FATHER OF ADOPTED CHILDREN
The eternal Father-Son relationship between God the Father and Jesus is difficult to understand fully, but the Bible teaches clearly that it is the basis of our own relationship with God. Jesus redeemed us so that we might be adopted into God's family and relate to God as our own Father.
But when the fullness of time had come, God sent forth His Son, born of a woman, born under the law, to redeem those who were under the law, that we might receive the adoption as sons. And because you are sons, God has sent forth the Spirit of His Son into your hearts, crying out, Abba, Father!
Therefore you are no longer a slave but a son, and if a son, then an heir of God through Christ. (Gal. 4:4–7)
Adoption, as understood in the Greco-Roman world, was a legal institution whereby one could adopt a child and give that child all the rights and privileges of a naturally born child. It meant a legal change of status from one family identity and inheritance to another.

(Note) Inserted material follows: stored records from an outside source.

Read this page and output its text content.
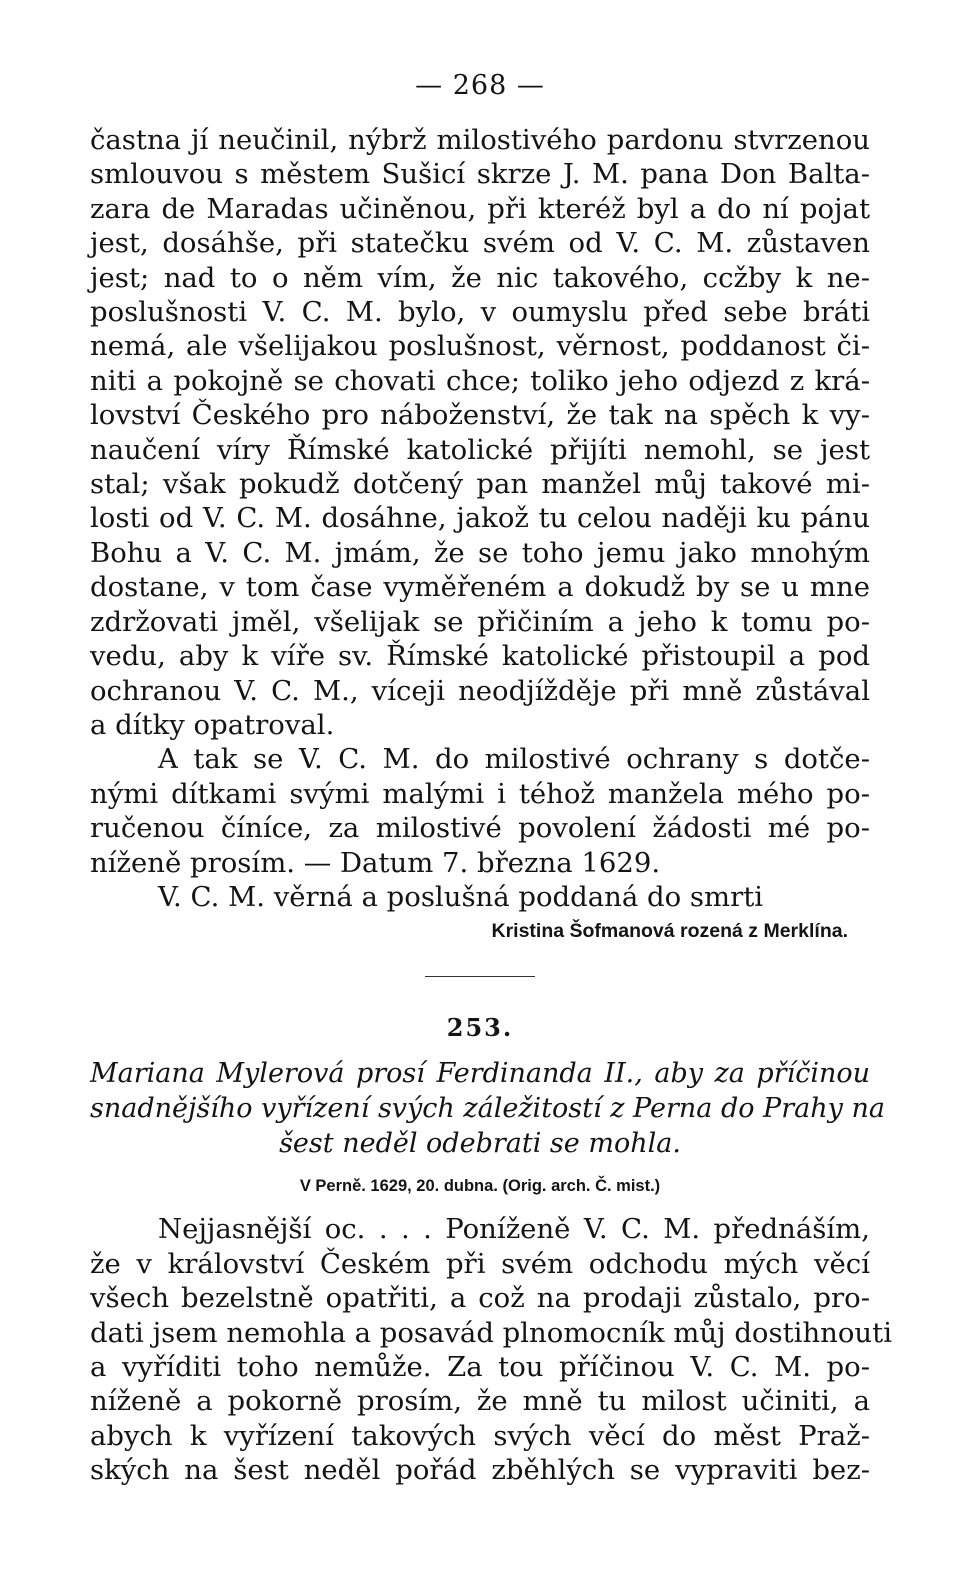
— 268 —
častna jí neučinil, nýbrž milostivého pardonu stvrzenou
smlouvou s městem Sušicí skrze J. M. pana Don Balta-
zara de Maradas učiněnou, při kteréž byl a do ní pojat
jest, dosáhše, při statečku svém od V. C. M. zůstaven
jest; nad to o něm vím, že nic takového, ccžby k ne-
poslušnosti V. C. M. bylo, v oumyslu před sebe bráti
nemá, ale všelijakou poslušnost, věrnost, poddanost či-
niti a pokojně se chovati chce; toliko jeho odjezd z krá-
lovství Českého pro náboženství, že tak na spěch k vy-
naučení víry Římské katolické přijíti nemohl, se jest
stal; však pokudž dotčený pan manžel můj takové mi-
losti od V. C. M. dosáhne, jakož tu celou naději ku pánu
Bohu a V. C. M. jmám, že se toho jemu jako mnohým
dostane, v tom čase vyměřeném a dokudž by se u mne
zdržovati jměl, všelijak se přičiním a jeho k tomu po-
vedu, aby k víře sv. Římské katolické přistoupil a pod
ochranou V. C. M., víceji neodjížděje při mně zůstával
a dítky opatroval.
A tak se V. C. M. do milostivé ochrany s dotče-
nými dítkami svými malými i téhož manžela mého po-
ručenou číníce, za milostivé povolení žádosti mé po-
níženě prosím. — Datum 7. března 1629.
V. C. M. věrná a poslušná poddaná do smrti
Kristina Šofmanová rozená z Merklína.
253.
Mariana Mylerová prosí Ferdinanda II., aby za příčinou
snadnějšího vyřízení svých záležitostí z Perna do Prahy na
šest neděl odebrati se mohla.
V Perně. 1629, 20. dubna. (Orig. arch. Č. mist.)
Nejjasnější oc. . . . Poníženě V. C. M. přednáším,
že v království Českém při svém odchodu mých věcí
všech bezelstně opatřiti, a což na prodaji zůstalo, pro-
dati jsem nemohla a posavád plnomocník můj dostihnouti
a vyříditi toho nemůže. Za tou příčinou V. C. M. po-
níženě a pokorně prosím, že mně tu milost učiniti, a
abych k vyřízení takových svých věcí do měst Praž-
ských na šest neděl pořád zběhlých se vypraviti bez-
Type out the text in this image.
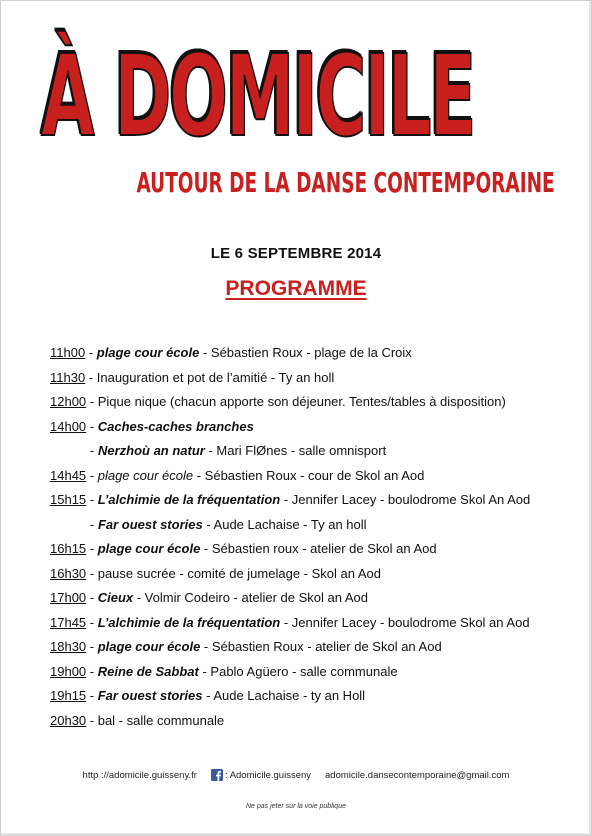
À DOMICILE
AUTOUR DE LA DANSE CONTEMPORAINE
LE 6 SEPTEMBRE 2014
PROGRAMME
11h00 - plage cour école - Sébastien Roux - plage de la Croix
11h30 - Inauguration et pot de l’amitié - Ty an holl
12h00 - Pique nique (chacun apporte son déjeuner. Tentes/tables à disposition)
14h00 - Caches-caches branches
- Nerzhoù an natur - Mari FlØnes - salle omnisport
14h45 - plage cour école - Sébastien Roux - cour de Skol an Aod
15h15 - L’alchimie de la fréquentation - Jennifer Lacey - boulodrome Skol An Aod
- Far ouest stories - Aude Lachaise - Ty an holl
16h15 - plage cour école - Sébastien roux - atelier de Skol an Aod
16h30 - pause sucrée - comité de jumelage - Skol an Aod
17h00 - Cieux - Volmir Codeiro - atelier de Skol an Aod
17h45 - L’alchimie de la fréquentation - Jennifer Lacey - boulodrome Skol an Aod
18h30 - plage cour école - Sébastien Roux - atelier de Skol an Aod
19h00 - Reine de Sabbat - Pablo Agüero - salle communale
19h15 - Far ouest stories - Aude Lachaise - ty an Holl
20h30 - bal - salle communale
http ://adomicile.guisseny.fr	: Adomicile.guisseny adomicile.dansecontemporaine@gmail.com
Ne pas jeter sur la voie publique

In the opening verses of Ephesians, Paul explains that God chose us to be adopted into his family (Eph. 1:4–5). It was the Father's choice and the Father's delight to do so. Paul explains that it was according to his good pleasure.
Through Jesus' sacrifice, God legally changes our status so that he is our adoptive Father and we are his children. This is the redemptive relationship with God all believers share.
YOUR ADOPTED FATHER
When you came to Christ, God forgave your sin. But he did more than that. He adopted you. He took you into his house, gave you a new name, a new identity, and a new life. God became your Father, and you became his adopted child.